The opposite occurred several years ago in a junior high English class as we looked at the words to Isaac Watts’ hymn “I Sing the Mighty Power of God.” When I asked for a show of hands as to which students were familiar with this powerful text, only two or three out of a class of 20 had ever even heard of it. Ditto the next class. And this was in a Christian school.
Are we remembering the importance of passing down the great hymns of the faith to the next generation? I am not suggesting throwing out all choruses, or lighter songs, or singing only old hymns. I am also not advocating the regeneration of every song of the last century currently in the hymnbooks — some of them are quite insipid. However, along with anything else our children are learning to sing, parents, grandparents and teachers should be exposing youngsters to the deep truths present in such classics as “All Hail the Power of Jesus’ Name,” “Crown Him With Many Crowns,” “Guide Me, O Thou Great Jehovah,” and many more.
Even teens can see the difference. As my dear friend Nancy said to her girls’ Bible class, and they agreed: “Yes, there is a difference between the generations that will always be present. But, to sing ‘Jesus is cool, He reigns and rules,’ is just not equivalent to singing ‘A Mighty Fortress Is Our God.’”
And depth is not just a function of past writers.
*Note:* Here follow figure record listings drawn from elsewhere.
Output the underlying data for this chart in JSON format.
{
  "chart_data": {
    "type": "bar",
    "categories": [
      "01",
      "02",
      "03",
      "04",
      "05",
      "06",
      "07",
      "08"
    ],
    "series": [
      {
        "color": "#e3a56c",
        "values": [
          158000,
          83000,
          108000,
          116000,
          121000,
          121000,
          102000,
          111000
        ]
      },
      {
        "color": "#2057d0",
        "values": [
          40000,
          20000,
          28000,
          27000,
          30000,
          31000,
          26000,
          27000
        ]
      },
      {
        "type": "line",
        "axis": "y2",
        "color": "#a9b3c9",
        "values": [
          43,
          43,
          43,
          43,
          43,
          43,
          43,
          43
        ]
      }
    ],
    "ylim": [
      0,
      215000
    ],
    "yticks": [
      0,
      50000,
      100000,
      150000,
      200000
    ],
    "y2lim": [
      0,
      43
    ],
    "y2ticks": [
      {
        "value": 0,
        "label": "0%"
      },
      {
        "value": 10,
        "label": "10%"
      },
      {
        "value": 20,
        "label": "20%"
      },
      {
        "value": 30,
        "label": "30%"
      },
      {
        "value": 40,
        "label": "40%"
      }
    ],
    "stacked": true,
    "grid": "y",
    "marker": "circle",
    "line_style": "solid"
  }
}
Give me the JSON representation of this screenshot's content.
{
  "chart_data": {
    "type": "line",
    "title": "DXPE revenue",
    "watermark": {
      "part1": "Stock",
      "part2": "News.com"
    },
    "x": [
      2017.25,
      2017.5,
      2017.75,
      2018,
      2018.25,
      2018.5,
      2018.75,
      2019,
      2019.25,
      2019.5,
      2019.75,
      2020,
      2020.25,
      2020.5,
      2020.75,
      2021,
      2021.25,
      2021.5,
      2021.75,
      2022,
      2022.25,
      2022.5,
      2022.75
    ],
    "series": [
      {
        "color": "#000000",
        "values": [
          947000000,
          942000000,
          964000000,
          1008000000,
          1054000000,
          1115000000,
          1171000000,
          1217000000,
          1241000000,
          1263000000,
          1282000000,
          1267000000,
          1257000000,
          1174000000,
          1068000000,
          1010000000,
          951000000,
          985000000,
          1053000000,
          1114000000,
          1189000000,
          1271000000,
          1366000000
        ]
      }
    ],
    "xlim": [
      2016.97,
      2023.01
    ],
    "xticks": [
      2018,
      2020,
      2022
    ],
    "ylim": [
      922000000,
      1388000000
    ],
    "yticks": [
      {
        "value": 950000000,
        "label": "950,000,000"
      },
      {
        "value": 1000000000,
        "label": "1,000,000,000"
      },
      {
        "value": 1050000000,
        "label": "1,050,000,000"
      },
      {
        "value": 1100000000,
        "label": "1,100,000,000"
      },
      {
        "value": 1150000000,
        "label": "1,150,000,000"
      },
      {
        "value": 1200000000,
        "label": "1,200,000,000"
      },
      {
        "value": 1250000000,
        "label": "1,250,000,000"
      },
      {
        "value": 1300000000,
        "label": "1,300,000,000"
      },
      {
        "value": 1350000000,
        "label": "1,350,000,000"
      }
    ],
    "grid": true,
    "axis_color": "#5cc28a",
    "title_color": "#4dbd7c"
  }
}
Newer hymns are being written that are also full of wonderful meaning. “How Deep the Father’s Love For Us” and “In Christ Alone” immediately come to mind.
Furthermore, hymns are an enduring thread running through church history. Knowing that Christians throughout the centuries have sung the same rich songs should bind our hearts together and help transmit to our children and grandchildren the spiritual heritage that has been passed down more than 2,000 years. Martin Luther, St. Francis of Assisi, the Wesleys, Fanny Crosby — all are hymnwriters from various ages whose work is too rich to lose. We cannot allow the next generation to think that their faith exists alone!
It is a huge tragedy if we do not pass down the theology and history of past great hymnwriters to our children. As Steve Green sings in “Find Us Faithful,” “May the fire of our devotion light their way!”